Une nuit, Lucie crie et, grâce à la radio qu’ils écoutent constamment, Eva et Serge apprennent qu’elle n’est pas isolée : la même nuit, les enfants résidant sur le même méridien ont eu un comportement similaire. À tel point qu’en 24 heures, alors que le méridien bougeait, ce cri est sorti de la bouche de tous les enfants du monde. D’autres rêves cauchemardesques suivront, tout aussi globaux et sans que leurs auteurs puissent les raconter. A chaque fois ils annoncent une catastrophe témoignant du bouleversement du monde, de notre rupture avec la nature et les animaux. Chacun des dix rêves collectifs est, dans le roman, attribué à un enfant vivant dans un pays situé sur le fameux méridien – une petite fille vit à Waterloo.
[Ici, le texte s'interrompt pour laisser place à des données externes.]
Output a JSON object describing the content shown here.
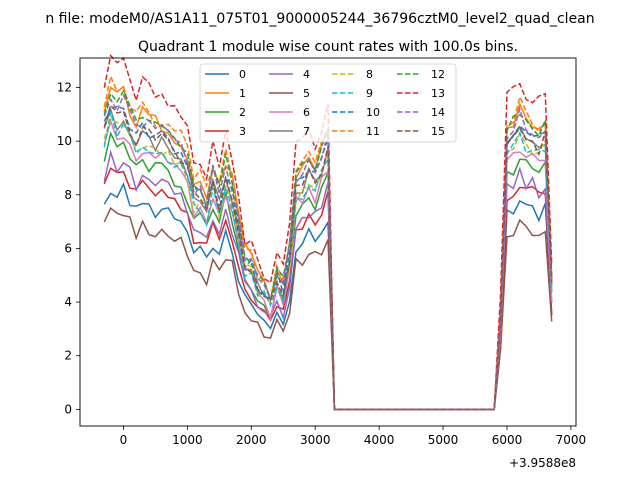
{
  "suptitle": "n file: modeM0/AS1A11_075T01_9000005244_36796cztM0_level2_quad_clean",
  "chart_data": {
    "type": "line",
    "title": "Quadrant 1 module wise count rates with 100.0s bins.",
    "xlabel": "",
    "ylabel": "",
    "x_offset_text": "+3.9588e8",
    "xlim": [
      -680,
      7080
    ],
    "ylim": [
      -0.62,
      13.1
    ],
    "x_ticks": [
      0,
      1000,
      2000,
      3000,
      4000,
      5000,
      6000,
      7000
    ],
    "y_ticks": [
      0,
      2,
      4,
      6,
      8,
      10,
      12
    ],
    "grid": false,
    "legend_position": "top-center",
    "legend_columns": 4,
    "x": [
      -300,
      -200,
      -100,
      0,
      100,
      200,
      300,
      400,
      500,
      600,
      700,
      800,
      900,
      1000,
      1100,
      1200,
      1300,
      1400,
      1500,
      1600,
      1700,
      1800,
      1900,
      2000,
      2100,
      2200,
      2300,
      2400,
      2500,
      2600,
      2700,
      2800,
      2900,
      3000,
      3100,
      3200,
      3300,
      3400,
      3500,
      3600,
      3700,
      3800,
      3900,
      4000,
      4100,
      4200,
      4300,
      4400,
      4500,
      4600,
      4700,
      4800,
      4900,
      5000,
      5100,
      5200,
      5300,
      5400,
      5500,
      5600,
      5700,
      5800,
      5900,
      6000,
      6100,
      6200,
      6300,
      6400,
      6500,
      6600,
      6700
    ],
    "series": [
      {
        "name": "0",
        "color": "#1f77b4",
        "dash": "solid",
        "base": 7.6,
        "seed": 1,
        "amp": 0.25
      },
      {
        "name": "1",
        "color": "#ff7f0e",
        "dash": "solid",
        "base": 11.0,
        "seed": 2,
        "amp": 0.35
      },
      {
        "name": "2",
        "color": "#2ca02c",
        "dash": "solid",
        "base": 9.2,
        "seed": 3,
        "amp": 0.3
      },
      {
        "name": "3",
        "color": "#d62728",
        "dash": "solid",
        "base": 8.3,
        "seed": 4,
        "amp": 0.25
      },
      {
        "name": "4",
        "color": "#9467bd",
        "dash": "solid",
        "base": 8.6,
        "seed": 5,
        "amp": 0.3
      },
      {
        "name": "5",
        "color": "#8c564b",
        "dash": "solid",
        "base": 6.8,
        "seed": 6,
        "amp": 0.25
      },
      {
        "name": "6",
        "color": "#e377c2",
        "dash": "solid",
        "base": 9.6,
        "seed": 7,
        "amp": 0.3
      },
      {
        "name": "7",
        "color": "#7f7f7f",
        "dash": "solid",
        "base": 10.2,
        "seed": 8,
        "amp": 0.3
      },
      {
        "name": "8",
        "color": "#bcbd22",
        "dash": "dashed",
        "base": 10.0,
        "seed": 9,
        "amp": 0.3
      },
      {
        "name": "9",
        "color": "#17becf",
        "dash": "dashed",
        "base": 9.9,
        "seed": 10,
        "amp": 0.3
      },
      {
        "name": "10",
        "color": "#1f77b4",
        "dash": "dashed",
        "base": 10.5,
        "seed": 11,
        "amp": 0.3
      },
      {
        "name": "11",
        "color": "#ff7f0e",
        "dash": "dashed",
        "base": 11.2,
        "seed": 12,
        "amp": 0.35
      },
      {
        "name": "12",
        "color": "#2ca02c",
        "dash": "dashed",
        "base": 10.9,
        "seed": 13,
        "amp": 0.3
      },
      {
        "name": "13",
        "color": "#d62728",
        "dash": "dashed",
        "base": 12.1,
        "seed": 14,
        "amp": 0.35
      },
      {
        "name": "14",
        "color": "#9467bd",
        "dash": "dashed",
        "base": 10.7,
        "seed": 15,
        "amp": 0.3
      },
      {
        "name": "15",
        "color": "#8c564b",
        "dash": "dashed",
        "base": 10.3,
        "seed": 16,
        "amp": 0.3
      }
    ],
    "profile": [
      1.0,
      1.09,
      1.05,
      1.08,
      1.02,
      0.97,
      1.0,
      0.99,
      0.97,
      0.97,
      0.96,
      0.93,
      0.92,
      0.86,
      0.76,
      0.77,
      0.72,
      0.82,
      0.74,
      0.85,
      0.78,
      0.65,
      0.53,
      0.51,
      0.45,
      0.43,
      0.38,
      0.47,
      0.43,
      0.55,
      0.8,
      0.82,
      0.86,
      0.83,
      0.88,
      0.95,
      0.0,
      0.0,
      0.0,
      0.0,
      0.0,
      0.0,
      0.0,
      0.0,
      0.0,
      0.0,
      0.0,
      0.0,
      0.0,
      0.0,
      0.0,
      0.0,
      0.0,
      0.0,
      0.0,
      0.0,
      0.0,
      0.0,
      0.0,
      0.0,
      0.0,
      0.0,
      0.33,
      0.96,
      0.98,
      1.02,
      0.98,
      0.97,
      0.95,
      0.98,
      0.45
    ]
  }
}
“Lors du premier confinement, se souvient Carole Martinez, nous éprouvions un sentiment de fin du monde. En Normandie, avec mon mari et ma fille, nous nous sommes retrouvés isolés, tout en étant connectés au monde extérieur grâce à la radio et à la télévision. Comme je ne dormais qu’une heure et vingt minutes par nuit, j’ai découvert le sommeil. J’ai réalisé que j’évitais le sommeil paradoxal, et donc les rêves, et j’ai découvert que, dans certaines civilisations, il existe un autre monde qui communique avec le nôtre à travers eux. De là est née l’idée d’une épidémie du sommeil qui ne toucherait que les enfants, de quelque chose qui traverserait leurs rêves pour tenter de modifier le monde.“
Les rêves qui électrisent la planète sont tous différents. On amène les enfants à s’immerger dans l’eau. Cependant, comme il est souligné, «Dans la plupart des religions, les pratiques d’immersion, d’aspersion et d’ablution tiennent une place cruciale. Il régénère le corps et l’esprit« . A la suite d’une autre, Eva est surprise par l’odeur pestilentielle émanant de sa fille, au point qu’elle ne parvient plus à contrôler ses nerfs. D’autres matins, les moustiques pullulent, les enfants refusent de boire de l’eau. du lait ou sont atteints d’une maladie inconnue, etc. Dans son cinquième roman, Carole Martinez aborde ainsi la question de la mise en danger de notre humanité sous un angle nouveau et surprenant, quitte à parfois se disperser.
Carole Martinez, « Dors ton sommeil brut », Gallimard, 395 p.